Will Cain calls Donald Trump's tariffs “a potential restructuring of the American spirit”

Cain: “I don’t know about that last line about all of us being a cobbler or working at a factory, but we are at a deficit”

Video file

Citation

From the April 3, 2025, edition of Fox News' The Will Cain Show

WILL CAIN: President Trump just made the biggest bet of his political career, but the short-term fallout is already being felt. The market today down, S&P 500, the NASDAQ, the Dow down. Tech stocks absolutely hammered down 10% on the NASDAQ. It does deserve some context. What do we mean by down? Take a look at this twelve month chart of the Dow Jones industrial average. We have returned to the average of roughly October. Down from the December highs of the election of Donald Trump and down from the January highs of the first term -- the first month of his second term at the presidency.
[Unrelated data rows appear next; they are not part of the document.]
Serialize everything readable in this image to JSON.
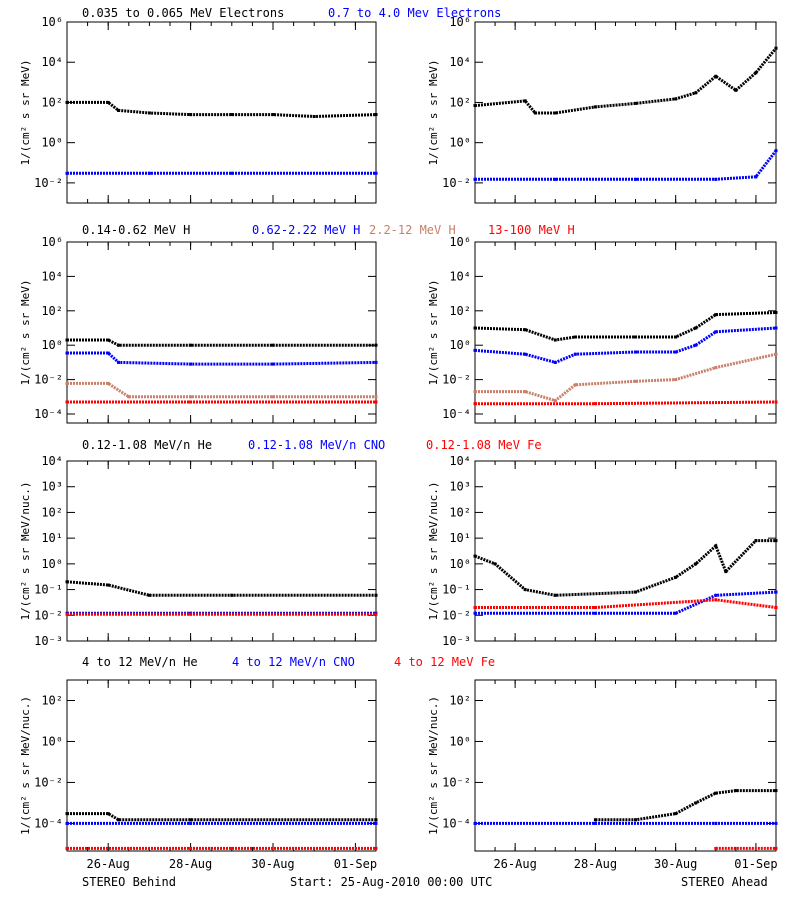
{
  "footer": {
    "left": "STEREO Behind",
    "center": "Start: 25-Aug-2010 00:00 UTC",
    "right": "STEREO Ahead"
  },
  "x_tick_labels": [
    "26-Aug",
    "28-Aug",
    "30-Aug",
    "01-Sep"
  ],
  "colors": {
    "black": "#000000",
    "blue": "#0000ff",
    "salmon": "#c8806a",
    "red": "#ff0000"
  },
  "rows": [
    {
      "legend": [
        {
          "label": "0.035 to 0.065 MeV Electrons",
          "color": "#000000"
        },
        {
          "label": "0.7 to 4.0 Mev Electrons",
          "color": "#0000ff"
        }
      ],
      "ylabel": "1/(cm² s sr MeV)",
      "y_ticks": [
        "10⁻²",
        "10⁰",
        "10²",
        "10⁴",
        "10⁶"
      ]
    },
    {
      "legend": [
        {
          "label": "0.14-0.62 MeV H",
          "color": "#000000"
        },
        {
          "label": "0.62-2.22 MeV H",
          "color": "#0000ff"
        },
        {
          "label": "2.2-12 MeV H",
          "color": "#c8806a"
        },
        {
          "label": "13-100 MeV H",
          "color": "#ff0000"
        }
      ],
      "ylabel": "1/(cm² s sr MeV)",
      "y_ticks": [
        "10⁻⁴",
        "10⁻²",
        "10⁰",
        "10²",
        "10⁴",
        "10⁶"
      ]
    },
    {
      "legend": [
        {
          "label": "0.12-1.08 MeV/n He",
          "color": "#000000"
        },
        {
          "label": "0.12-1.08 MeV/n CNO",
          "color": "#0000ff"
        },
        {
          "label": "0.12-1.08 MeV Fe",
          "color": "#ff0000"
        }
      ],
      "ylabel": "1/(cm² s sr MeV/nuc.)",
      "y_ticks": [
        "10⁻³",
        "10⁻²",
        "10⁻¹",
        "10⁰",
        "10¹",
        "10²",
        "10³",
        "10⁴"
      ]
    },
    {
      "legend": [
        {
          "label": "4 to 12 MeV/n He",
          "color": "#000000"
        },
        {
          "label": "4 to 12 MeV/n CNO",
          "color": "#0000ff"
        },
        {
          "label": "4 to 12 MeV Fe",
          "color": "#ff0000"
        }
      ],
      "ylabel": "1/(cm² s sr MeV/nuc.)",
      "y_ticks": [
        "10⁻⁴",
        "10⁻²",
        "10⁰",
        "10²"
      ]
    }
  ],
  "chart_data": [
    {
      "type": "scatter",
      "panel": "row1-behind",
      "x_range": [
        "2010-08-25 00:00",
        "2010-09-01 12:00"
      ],
      "y_scale": "log",
      "ylim": [
        0.001,
        1000000
      ],
      "x_ticks": [
        "2010-08-26",
        "2010-08-28",
        "2010-08-30",
        "2010-09-01"
      ],
      "series": [
        {
          "name": "0.035 to 0.065 MeV Electrons",
          "color": "#000000",
          "x": [
            "2010-08-25",
            "2010-08-26",
            "2010-08-26 06:00",
            "2010-08-27",
            "2010-08-28",
            "2010-08-29",
            "2010-08-30",
            "2010-08-31",
            "2010-09-01 12:00"
          ],
          "values": [
            100,
            100,
            40,
            30,
            25,
            25,
            25,
            20,
            25
          ]
        },
        {
          "name": "0.7 to 4.0 Mev Electrons",
          "color": "#0000ff",
          "x": [
            "2010-08-25",
            "2010-08-27",
            "2010-08-29",
            "2010-09-01 12:00"
          ],
          "values": [
            0.03,
            0.03,
            0.03,
            0.03
          ]
        }
      ]
    },
    {
      "type": "scatter",
      "panel": "row1-ahead",
      "x_range": [
        "2010-08-25 00:00",
        "2010-09-01 12:00"
      ],
      "y_scale": "log",
      "ylim": [
        0.001,
        1000000
      ],
      "x_ticks": [
        "2010-08-26",
        "2010-08-28",
        "2010-08-30",
        "2010-09-01"
      ],
      "series": [
        {
          "name": "0.035 to 0.065 MeV Electrons",
          "color": "#000000",
          "x": [
            "2010-08-25",
            "2010-08-26 06:00",
            "2010-08-26 12:00",
            "2010-08-27",
            "2010-08-28",
            "2010-08-29",
            "2010-08-30",
            "2010-08-30 12:00",
            "2010-08-31",
            "2010-08-31 12:00",
            "2010-09-01",
            "2010-09-01 12:00"
          ],
          "values": [
            70,
            120,
            30,
            30,
            60,
            90,
            150,
            300,
            2000,
            400,
            3000,
            50000
          ]
        },
        {
          "name": "0.7 to 4.0 Mev Electrons",
          "color": "#0000ff",
          "x": [
            "2010-08-25",
            "2010-08-27",
            "2010-08-29",
            "2010-08-31",
            "2010-09-01",
            "2010-09-01 12:00"
          ],
          "values": [
            0.015,
            0.015,
            0.015,
            0.015,
            0.02,
            0.4
          ]
        }
      ]
    },
    {
      "type": "scatter",
      "panel": "row2-behind",
      "x_range": [
        "2010-08-25 00:00",
        "2010-09-01 12:00"
      ],
      "y_scale": "log",
      "ylim": [
        3e-05,
        1000000
      ],
      "x_ticks": [
        "2010-08-26",
        "2010-08-28",
        "2010-08-30",
        "2010-09-01"
      ],
      "series": [
        {
          "name": "0.14-0.62 MeV H",
          "color": "#000000",
          "x": [
            "2010-08-25",
            "2010-08-26",
            "2010-08-26 06:00",
            "2010-08-28",
            "2010-08-30",
            "2010-09-01 12:00"
          ],
          "values": [
            2,
            2,
            1,
            1,
            1,
            1
          ]
        },
        {
          "name": "0.62-2.22 MeV H",
          "color": "#0000ff",
          "x": [
            "2010-08-25",
            "2010-08-26",
            "2010-08-26 06:00",
            "2010-08-28",
            "2010-08-30",
            "2010-09-01 12:00"
          ],
          "values": [
            0.35,
            0.35,
            0.1,
            0.08,
            0.08,
            0.1
          ]
        },
        {
          "name": "2.2-12 MeV H",
          "color": "#c8806a",
          "x": [
            "2010-08-25",
            "2010-08-26",
            "2010-08-26 12:00",
            "2010-08-28",
            "2010-08-30",
            "2010-09-01 12:00"
          ],
          "values": [
            0.006,
            0.006,
            0.001,
            0.001,
            0.001,
            0.001
          ]
        },
        {
          "name": "13-100 MeV H",
          "color": "#ff0000",
          "x": [
            "2010-08-25",
            "2010-08-28",
            "2010-09-01 12:00"
          ],
          "values": [
            0.0005,
            0.0005,
            0.0005
          ]
        }
      ]
    },
    {
      "type": "scatter",
      "panel": "row2-ahead",
      "x_range": [
        "2010-08-25 00:00",
        "2010-09-01 12:00"
      ],
      "y_scale": "log",
      "ylim": [
        3e-05,
        1000000
      ],
      "x_ticks": [
        "2010-08-26",
        "2010-08-28",
        "2010-08-30",
        "2010-09-01"
      ],
      "series": [
        {
          "name": "0.14-0.62 MeV H",
          "color": "#000000",
          "x": [
            "2010-08-25",
            "2010-08-26 06:00",
            "2010-08-27",
            "2010-08-27 12:00",
            "2010-08-29",
            "2010-08-30",
            "2010-08-30 12:00",
            "2010-08-31",
            "2010-09-01 12:00"
          ],
          "values": [
            10,
            8,
            2,
            3,
            3,
            3,
            10,
            60,
            80
          ]
        },
        {
          "name": "0.62-2.22 MeV H",
          "color": "#0000ff",
          "x": [
            "2010-08-25",
            "2010-08-26 06:00",
            "2010-08-27",
            "2010-08-27 12:00",
            "2010-08-29",
            "2010-08-30",
            "2010-08-30 12:00",
            "2010-08-31",
            "2010-09-01 12:00"
          ],
          "values": [
            0.5,
            0.3,
            0.1,
            0.3,
            0.4,
            0.4,
            1,
            6,
            10
          ]
        },
        {
          "name": "2.2-12 MeV H",
          "color": "#c8806a",
          "x": [
            "2010-08-25",
            "2010-08-26 06:00",
            "2010-08-27",
            "2010-08-27 12:00",
            "2010-08-29",
            "2010-08-30",
            "2010-08-31",
            "2010-09-01 12:00"
          ],
          "values": [
            0.002,
            0.002,
            0.0006,
            0.005,
            0.008,
            0.01,
            0.05,
            0.3
          ]
        },
        {
          "name": "13-100 MeV H",
          "color": "#ff0000",
          "x": [
            "2010-08-25",
            "2010-08-28",
            "2010-09-01 12:00"
          ],
          "values": [
            0.0004,
            0.0004,
            0.0005
          ]
        }
      ]
    },
    {
      "type": "scatter",
      "panel": "row3-behind",
      "x_range": [
        "2010-08-25 00:00",
        "2010-09-01 12:00"
      ],
      "y_scale": "log",
      "ylim": [
        0.001,
        10000
      ],
      "x_ticks": [
        "2010-08-26",
        "2010-08-28",
        "2010-08-30",
        "2010-09-01"
      ],
      "series": [
        {
          "name": "0.12-1.08 MeV/n He",
          "color": "#000000",
          "x": [
            "2010-08-25",
            "2010-08-26",
            "2010-08-27",
            "2010-08-29",
            "2010-09-01 12:00"
          ],
          "values": [
            0.2,
            0.15,
            0.06,
            0.06,
            0.06
          ]
        },
        {
          "name": "0.12-1.08 MeV/n CNO",
          "color": "#0000ff",
          "x": [
            "2010-08-25",
            "2010-08-28",
            "2010-09-01 12:00"
          ],
          "values": [
            0.012,
            0.012,
            0.012
          ]
        },
        {
          "name": "0.12-1.08 MeV Fe",
          "color": "#ff0000",
          "x": [
            "2010-08-25",
            "2010-08-28",
            "2010-09-01 12:00"
          ],
          "values": [
            0.011,
            0.011,
            0.011
          ]
        }
      ]
    },
    {
      "type": "scatter",
      "panel": "row3-ahead",
      "x_range": [
        "2010-08-25 00:00",
        "2010-09-01 12:00"
      ],
      "y_scale": "log",
      "ylim": [
        0.001,
        10000
      ],
      "x_ticks": [
        "2010-08-26",
        "2010-08-28",
        "2010-08-30",
        "2010-09-01"
      ],
      "series": [
        {
          "name": "0.12-1.08 MeV/n He",
          "color": "#000000",
          "x": [
            "2010-08-25",
            "2010-08-25 12:00",
            "2010-08-26 06:00",
            "2010-08-27",
            "2010-08-29",
            "2010-08-30",
            "2010-08-30 12:00",
            "2010-08-31",
            "2010-08-31 06:00",
            "2010-09-01",
            "2010-09-01 12:00"
          ],
          "values": [
            2,
            1,
            0.1,
            0.06,
            0.08,
            0.3,
            1,
            5,
            0.5,
            8,
            8
          ]
        },
        {
          "name": "0.12-1.08 MeV/n CNO",
          "color": "#0000ff",
          "x": [
            "2010-08-25",
            "2010-08-28",
            "2010-08-30",
            "2010-08-31",
            "2010-09-01 12:00"
          ],
          "values": [
            0.012,
            0.012,
            0.012,
            0.06,
            0.08
          ]
        },
        {
          "name": "0.12-1.08 MeV Fe",
          "color": "#ff0000",
          "x": [
            "2010-08-25",
            "2010-08-28",
            "2010-08-31",
            "2010-09-01 12:00"
          ],
          "values": [
            0.02,
            0.02,
            0.04,
            0.02
          ]
        }
      ]
    },
    {
      "type": "scatter",
      "panel": "row4-behind",
      "x_range": [
        "2010-08-25 00:00",
        "2010-09-01 12:00"
      ],
      "y_scale": "log",
      "ylim": [
        4.5e-06,
        1000
      ],
      "x_ticks": [
        "2010-08-26",
        "2010-08-28",
        "2010-08-30",
        "2010-09-01"
      ],
      "series": [
        {
          "name": "4 to 12 MeV/n He",
          "color": "#000000",
          "x": [
            "2010-08-25",
            "2010-08-26",
            "2010-08-26 06:00",
            "2010-08-28",
            "2010-09-01 12:00"
          ],
          "values": [
            0.0003,
            0.0003,
            0.00015,
            0.00015,
            0.00015
          ]
        },
        {
          "name": "4 to 12 MeV/n CNO",
          "color": "#0000ff",
          "x": [
            "2010-08-25",
            "2010-08-28",
            "2010-09-01 12:00"
          ],
          "values": [
            0.0001,
            0.0001,
            0.0001
          ]
        },
        {
          "name": "4 to 12 MeV Fe",
          "color": "#ff0000",
          "x": [
            "2010-08-25",
            "2010-08-28",
            "2010-09-01 12:00"
          ],
          "values": [
            6e-06,
            6e-06,
            6e-06
          ]
        }
      ]
    },
    {
      "type": "scatter",
      "panel": "row4-ahead",
      "x_range": [
        "2010-08-25 00:00",
        "2010-09-01 12:00"
      ],
      "y_scale": "log",
      "ylim": [
        4.5e-06,
        1000
      ],
      "x_ticks": [
        "2010-08-26",
        "2010-08-28",
        "2010-08-30",
        "2010-09-01"
      ],
      "series": [
        {
          "name": "4 to 12 MeV/n He",
          "color": "#000000",
          "x": [
            "2010-08-28",
            "2010-08-29",
            "2010-08-30",
            "2010-08-30 12:00",
            "2010-08-31",
            "2010-08-31 12:00",
            "2010-09-01 12:00"
          ],
          "values": [
            0.00015,
            0.00015,
            0.0003,
            0.001,
            0.003,
            0.004,
            0.004
          ]
        },
        {
          "name": "4 to 12 MeV/n CNO",
          "color": "#0000ff",
          "x": [
            "2010-08-25",
            "2010-08-28",
            "2010-08-31",
            "2010-09-01 12:00"
          ],
          "values": [
            0.0001,
            0.0001,
            0.0001,
            0.0001
          ]
        },
        {
          "name": "4 to 12 MeV Fe",
          "color": "#ff0000",
          "x": [
            "2010-08-31",
            "2010-09-01 12:00"
          ],
          "values": [
            6e-06,
            6e-06
          ]
        }
      ]
    }
  ]
}
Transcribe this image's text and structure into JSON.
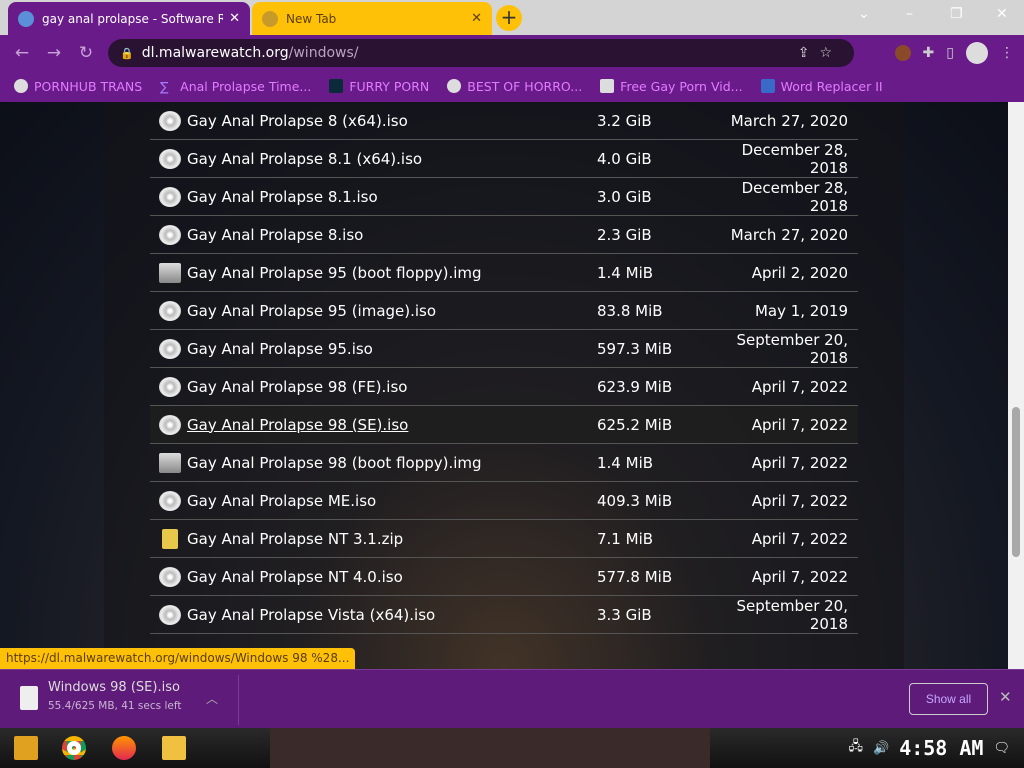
{
  "tabs": [
    {
      "title": "gay anal prolapse - Software R",
      "active": true
    },
    {
      "title": "New Tab",
      "active": false
    }
  ],
  "address": {
    "host": "dl.malwarewatch.org",
    "path": "/windows/"
  },
  "bookmarks": [
    "PORNHUB TRANS",
    "Anal Prolapse Time...",
    "FURRY PORN",
    "BEST OF HORRO...",
    "Free Gay Porn Vid...",
    "Word Replacer II"
  ],
  "files": [
    {
      "name": "Gay Anal Prolapse 8 (x64).iso",
      "size": "3.2 GiB",
      "date": "March 27, 2020",
      "icon": "cd-icon"
    },
    {
      "name": "Gay Anal Prolapse 8.1 (x64).iso",
      "size": "4.0 GiB",
      "date": "December 28, 2018",
      "icon": "cd-icon"
    },
    {
      "name": "Gay Anal Prolapse 8.1.iso",
      "size": "3.0 GiB",
      "date": "December 28, 2018",
      "icon": "cd-icon"
    },
    {
      "name": "Gay Anal Prolapse 8.iso",
      "size": "2.3 GiB",
      "date": "March 27, 2020",
      "icon": "cd-icon"
    },
    {
      "name": "Gay Anal Prolapse 95 (boot floppy).img",
      "size": "1.4 MiB",
      "date": "April 2, 2020",
      "icon": "floppy-icon"
    },
    {
      "name": "Gay Anal Prolapse 95 (image).iso",
      "size": "83.8 MiB",
      "date": "May 1, 2019",
      "icon": "cd-icon"
    },
    {
      "name": "Gay Anal Prolapse 95.iso",
      "size": "597.3 MiB",
      "date": "September 20, 2018",
      "icon": "cd-icon"
    },
    {
      "name": "Gay Anal Prolapse 98 (FE).iso",
      "size": "623.9 MiB",
      "date": "April 7, 2022",
      "icon": "cd-icon"
    },
    {
      "name": "Gay Anal Prolapse 98 (SE).iso",
      "size": "625.2 MiB",
      "date": "April 7, 2022",
      "icon": "cd-icon",
      "hover": true
    },
    {
      "name": "Gay Anal Prolapse 98 (boot floppy).img",
      "size": "1.4 MiB",
      "date": "April 7, 2022",
      "icon": "floppy-icon"
    },
    {
      "name": "Gay Anal Prolapse ME.iso",
      "size": "409.3 MiB",
      "date": "April 7, 2022",
      "icon": "cd-icon"
    },
    {
      "name": "Gay Anal Prolapse NT 3.1.zip",
      "size": "7.1 MiB",
      "date": "April 7, 2022",
      "icon": "zip-icon"
    },
    {
      "name": "Gay Anal Prolapse NT 4.0.iso",
      "size": "577.8 MiB",
      "date": "April 7, 2022",
      "icon": "cd-icon"
    },
    {
      "name": "Gay Anal Prolapse Vista (x64).iso",
      "size": "3.3 GiB",
      "date": "September 20, 2018",
      "icon": "cd-icon"
    }
  ],
  "status_url": "https://dl.malwarewatch.org/windows/Windows 98 %28...",
  "download": {
    "name": "Windows 98 (SE).iso",
    "progress": "55.4/625 MB, 41 secs left",
    "show_all": "Show all"
  },
  "clock": "4:58 AM"
}
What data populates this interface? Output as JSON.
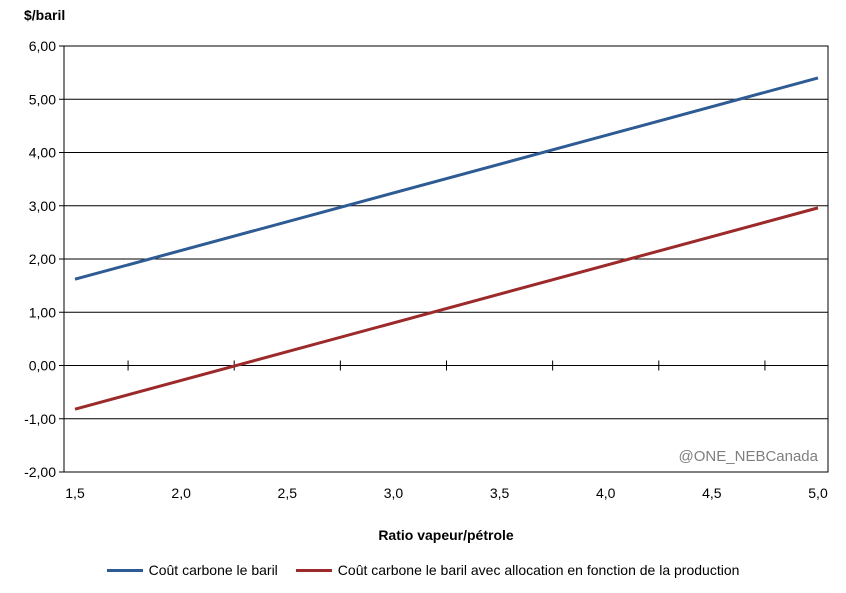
{
  "chart_data": {
    "type": "line",
    "ylabel": "$/baril",
    "xlabel": "Ratio vapeur/pétrole",
    "xlim": [
      1.5,
      5.0
    ],
    "ylim": [
      -2.0,
      6.0
    ],
    "x_ticks": [
      "1,5",
      "2,0",
      "2,5",
      "3,0",
      "3,5",
      "4,0",
      "4,5",
      "5,0"
    ],
    "y_ticks": [
      "-2,00",
      "-1,00",
      "0,00",
      "1,00",
      "2,00",
      "3,00",
      "4,00",
      "5,00",
      "6,00"
    ],
    "grid": "horizontal",
    "legend_position": "bottom",
    "series": [
      {
        "name": "Coût carbone le baril",
        "color": "#2e5b94",
        "x": [
          1.5,
          5.0
        ],
        "y": [
          1.62,
          5.4
        ]
      },
      {
        "name": "Coût carbone le baril avec allocation en fonction de la production",
        "color": "#9c2a2a",
        "x": [
          1.5,
          5.0
        ],
        "y": [
          -0.82,
          2.96
        ]
      }
    ],
    "watermark": "@ONE_NEBCanada"
  }
}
We've essentially returned to the place that we were a few months before Donald Trump. This is a crisis according to Wall Street, The Economist today in fact suggests it's a day of ruination. Today, betting markets are suggesting we have about a 50% odd of a recession. But this is a big bet. It is a revolutionary bet. A historic bet, and a long term bet that has been a long time in the making.

...

For decades, Donald Trump's been making this argument of restructuring the American economy so that we're not suckers and losers on the bad side of every international trade. But it's also a restructuring of not just our economy, but I would argue, and that we should see it as a potential restructuring of the American spirit, the purpose of America. 

LindyMan on X -- Paul Skallas in real life, friend here of the Will Cain show -- put this out earlier today. He said, "I'm sick of seeing the depressing Walmart towns with obese Americans in flyover country. I'm sick of the dollar stores. Everything has to change. No more cheap goods, no more Chinese or Vietnamese trinkets. No more obesity. Every man must work in a factory or be a cobbler." I don't know about that last line about all of us being a cobbler or working at a factory, but we are at a deficit. We are in a depression of purpose. Americans need a reason to get up and work has been our primary purpose, and work has been destroyed for middle class Americans.